Real Estate is Local but Some Factors Affecting Sales are More Global
I'll be the first to agree that real estate markets are, for the most part, local. You'll see a wide range of differences between sold prices and market times, and prices will vary widely by zip code and neighborhood.
But speaking knowledgeably about real estate markets takes more than just knowing the neighborhood or community.
Here are some factors that are NOT necessarily local:
Lending rates and terms - You won't always see a huge difference in rates between your local bank and a mega-lender like Wells Fargo or Bank of America. We all know where mortage interest rates come from and it isn't your local or community bank.
Job Market and Household Income - There may be local to some extent, but you'll get a better idea of major economic factors affecting affordability on a citywide or statewide level.
Mortgage loan availability - This probably won't vary much from one community to another, unless you are looking for a home in an area where there are few comparable recent sales.
The nationwide economy and regional economic factors - The effects of the Federal Government "sequester" and of "austerity" aren't necessarily local, unless you're selling in an area composed of mostly Federal employees. Job furloughs (and the resulting decline in some household incomes affected by those factors) aren't exclusively local either.
Effects of Taxation - Look to the State and County level for the effects of property taxes on your prospective buyers.
Knowing the local area is one aspect of the real estate market (or claiming to know the local market), but it's not the whole picture.
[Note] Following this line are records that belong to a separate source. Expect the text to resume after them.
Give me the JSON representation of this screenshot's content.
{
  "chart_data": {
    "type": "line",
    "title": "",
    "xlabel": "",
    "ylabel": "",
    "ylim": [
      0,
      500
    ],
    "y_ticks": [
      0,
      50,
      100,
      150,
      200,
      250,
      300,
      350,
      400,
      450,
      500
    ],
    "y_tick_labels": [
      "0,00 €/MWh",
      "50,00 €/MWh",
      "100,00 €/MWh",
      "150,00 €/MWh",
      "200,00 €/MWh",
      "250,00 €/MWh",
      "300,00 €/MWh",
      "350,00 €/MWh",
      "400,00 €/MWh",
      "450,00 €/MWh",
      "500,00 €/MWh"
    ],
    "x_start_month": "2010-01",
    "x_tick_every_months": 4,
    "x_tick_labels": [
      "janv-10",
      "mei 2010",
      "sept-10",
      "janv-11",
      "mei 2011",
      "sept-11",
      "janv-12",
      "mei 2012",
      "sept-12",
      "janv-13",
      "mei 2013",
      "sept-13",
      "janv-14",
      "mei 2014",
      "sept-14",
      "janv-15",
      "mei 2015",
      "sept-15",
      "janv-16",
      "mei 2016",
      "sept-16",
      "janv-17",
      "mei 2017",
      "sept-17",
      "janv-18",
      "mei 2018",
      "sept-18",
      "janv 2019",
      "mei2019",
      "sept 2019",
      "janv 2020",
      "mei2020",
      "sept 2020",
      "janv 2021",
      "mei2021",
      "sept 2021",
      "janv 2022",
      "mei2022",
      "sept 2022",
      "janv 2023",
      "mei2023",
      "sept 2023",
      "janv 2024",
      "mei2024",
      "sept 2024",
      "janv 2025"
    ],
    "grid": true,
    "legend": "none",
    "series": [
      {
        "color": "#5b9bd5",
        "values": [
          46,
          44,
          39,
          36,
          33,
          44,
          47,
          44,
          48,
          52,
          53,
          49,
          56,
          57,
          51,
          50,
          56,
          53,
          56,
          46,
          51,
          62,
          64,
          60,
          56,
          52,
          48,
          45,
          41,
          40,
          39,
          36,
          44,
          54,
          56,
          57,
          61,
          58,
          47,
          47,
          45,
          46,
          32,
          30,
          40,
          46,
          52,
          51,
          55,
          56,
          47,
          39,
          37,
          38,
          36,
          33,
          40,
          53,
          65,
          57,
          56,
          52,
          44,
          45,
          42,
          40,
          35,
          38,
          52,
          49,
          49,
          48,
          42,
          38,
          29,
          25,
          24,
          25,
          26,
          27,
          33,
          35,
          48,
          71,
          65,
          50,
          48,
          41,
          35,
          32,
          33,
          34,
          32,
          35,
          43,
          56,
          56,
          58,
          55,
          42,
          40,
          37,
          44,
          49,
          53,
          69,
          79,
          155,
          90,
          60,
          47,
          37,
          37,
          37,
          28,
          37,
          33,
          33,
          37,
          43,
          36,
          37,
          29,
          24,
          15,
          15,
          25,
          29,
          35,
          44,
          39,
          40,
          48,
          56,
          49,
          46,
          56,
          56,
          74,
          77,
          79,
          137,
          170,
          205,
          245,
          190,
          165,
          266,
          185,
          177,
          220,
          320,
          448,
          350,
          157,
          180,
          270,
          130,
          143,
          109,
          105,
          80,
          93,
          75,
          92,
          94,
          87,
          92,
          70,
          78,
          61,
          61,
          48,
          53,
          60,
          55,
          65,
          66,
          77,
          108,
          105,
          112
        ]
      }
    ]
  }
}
Agents like to quote the "real estate is local" slogan when it best serves their business model. Big box firms with many franchises point to "local" as justification for dividing a metro area into little territories, each served by one of their offices. Various listing aggregators (no names needed here) do the same thing, selling territories (for a hefty fee, of course) to an agent who wishes to purchase the title "local expert".
Unfortunately, the public doesn't know how to differentiate between the paid "local expert" and someone who actually knows the market in a particular area. Our industry has allowed the term "expert" to become cheapened to such an extent that it has become meaningless.